Catalanes y vascos
El debate de política general celebrado en el Parlament de Catalunya ha tenido esta vez una gran virtud: ha abordado el problema que más angustia a los españoles, catalanes incluidos: la violencia en Euskadi. Nada sería tan negativo para el círculo vicioso en que se encuentra Euskadi que el desistimiento, por hartazgo, del resto de la ciudadanía española respecto a la cuestión vasca. Nada más peligroso que confinar esa cuestión a una dialéctica binaria con Madrid.Algunas de las últimas manifestaciones por la paz y la Constitución resonaron en el caserón de la Ciutadella por boca de Pasqual Maragall. El líder de la oposición reclamó que Cataluña en bloque se implique más a fondo en la búsqueda de una solución al problema vasco. Lo hizo con la autoridad de quien ya ha abierto brecha en las calles de San Sebastián y en los despachos de Bruselas reclamando la presión europea en el asunto. Y con el doble objetivo de afianzar la solidaridad y de evitar que el conflicto vasco acabe contaminando el diseño del Estado autonómico y erosionando la Constitución.
También Jordi Pujol recordó que "la Generalitat es Estado" y recriminó a quienes lo nieguen que "han olvidado la Constitución". Lo dijo con la credibilidad de quien ha puesto a los Mossos d'Esquadra al servicio de la lucha antiterrorista.
La única lástima es que de los principios no se bajase al detalle y al matiz. Cataluña exhibe un bloque unánime antiviolento, compuesto por todos los partidos, incluido el independentismo pacífico de Esquerra Republicana. Pero ese frente propone en sordina acentos distintos a la política gubernamental sobre la situación vasca, especialmente sobre la inconveniencia de amalgamar la firmeza frente a los graves errores de la cúpula peneuvista con una condena genérica al conjunto de los nacionalistas democráticos. La distancia crítica respecto al a veces esquemático frentismo gubernamental desde la lealtad antiterrorista no sólo no rompe la unidad democrática, sino que enriquece el debate y las políticas, sobre todo si aflora con mayor nitidez. Y ayuda a evitar los crecientes peligros de enquistamiento y atrincheramiento.
El debate parlamentario, además, ha evidenciado el decreciente margen en que se mueve el presidente Pujol en el ámbito de la política catalana.

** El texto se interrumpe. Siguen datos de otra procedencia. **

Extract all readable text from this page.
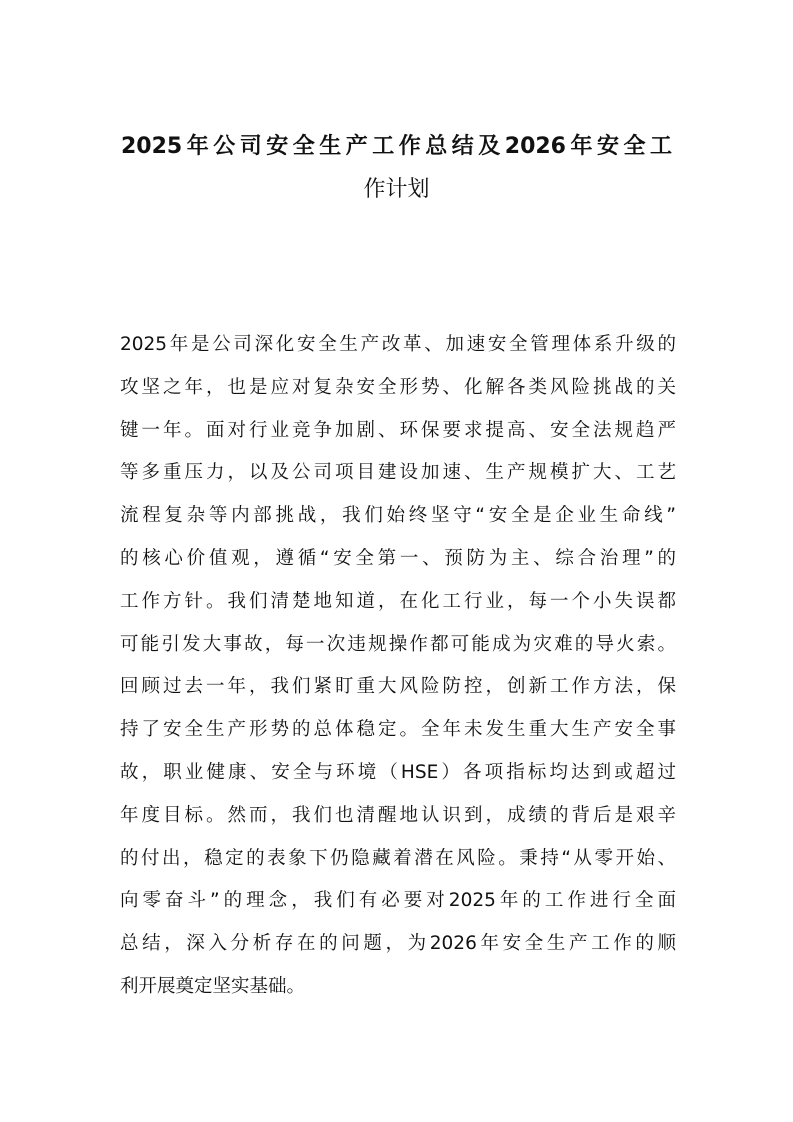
2025年公司安全生产工作总结及2026年安全工
作计划
2025年是公司深化安全生产改革、加速安全管理体系升级的
攻坚之年，也是应对复杂安全形势、化解各类风险挑战的关
键一年。面对行业竞争加剧、环保要求提高、安全法规趋严
等多重压力，以及公司项目建设加速、生产规模扩大、工艺
流程复杂等内部挑战，我们始终坚守“安全是企业生命线”
的核心价值观，遵循“安全第一、预防为主、综合治理”的
工作方针。我们清楚地知道，在化工行业，每一个小失误都
可能引发大事故，每一次违规操作都可能成为灾难的导火索。
回顾过去一年，我们紧盯重大风险防控，创新工作方法，保
持了安全生产形势的总体稳定。全年未发生重大生产安全事
故，职业健康、安全与环境（HSE）各项指标均达到或超过
年度目标。然而，我们也清醒地认识到，成绩的背后是艰辛
的付出，稳定的表象下仍隐藏着潜在风险。秉持“从零开始、
向零奋斗”的理念，我们有必要对2025年的工作进行全面
总结，深入分析存在的问题，为2026年安全生产工作的顺
利开展奠定坚实基础。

CiU necesita como agua de mayo mejorar la financiación autonómica, y para ello, consolidar su entrega al pacto con el PP. Pero para fortalecer su posición negociadora requeriría de otros apoyos. Esquerra le brindó el suyo. Su desdeñoso desaire a este grupo resultó excesivo para una Cámara acostumbrada a una extremada cortesía. Fue antes que nada Pujol, y sólo él, quien acabó fraguando una posición común contraria de republicanos, socialistas e Iniciativa per Catalunya: una alianza que supera ampliamente en votos populares al actual Consejo Ejecutivo, aunque éste, con el apoyo del PP, le rebase por un escaño.
El esquema de esta legislatura recién iniciada se avejenta así, y se va agotando: CiU no logra bailar simultáneamente, como solía, con la derecha y con las izquierdas. Queda aprisionada por el PP, y para dismular este hecho se ve obligada a practicar una yenka meramente retórica que pespuntea el inmovilismo característico de los finales de era. Y Maragall avanza en su empeño de disputar al rival la centralidad política, desconcertando a veces, por ejemplo con su apuesta por la reforma del Estatuto, y dando otras en el clavo, como en esta ocasión con el asunto vasco.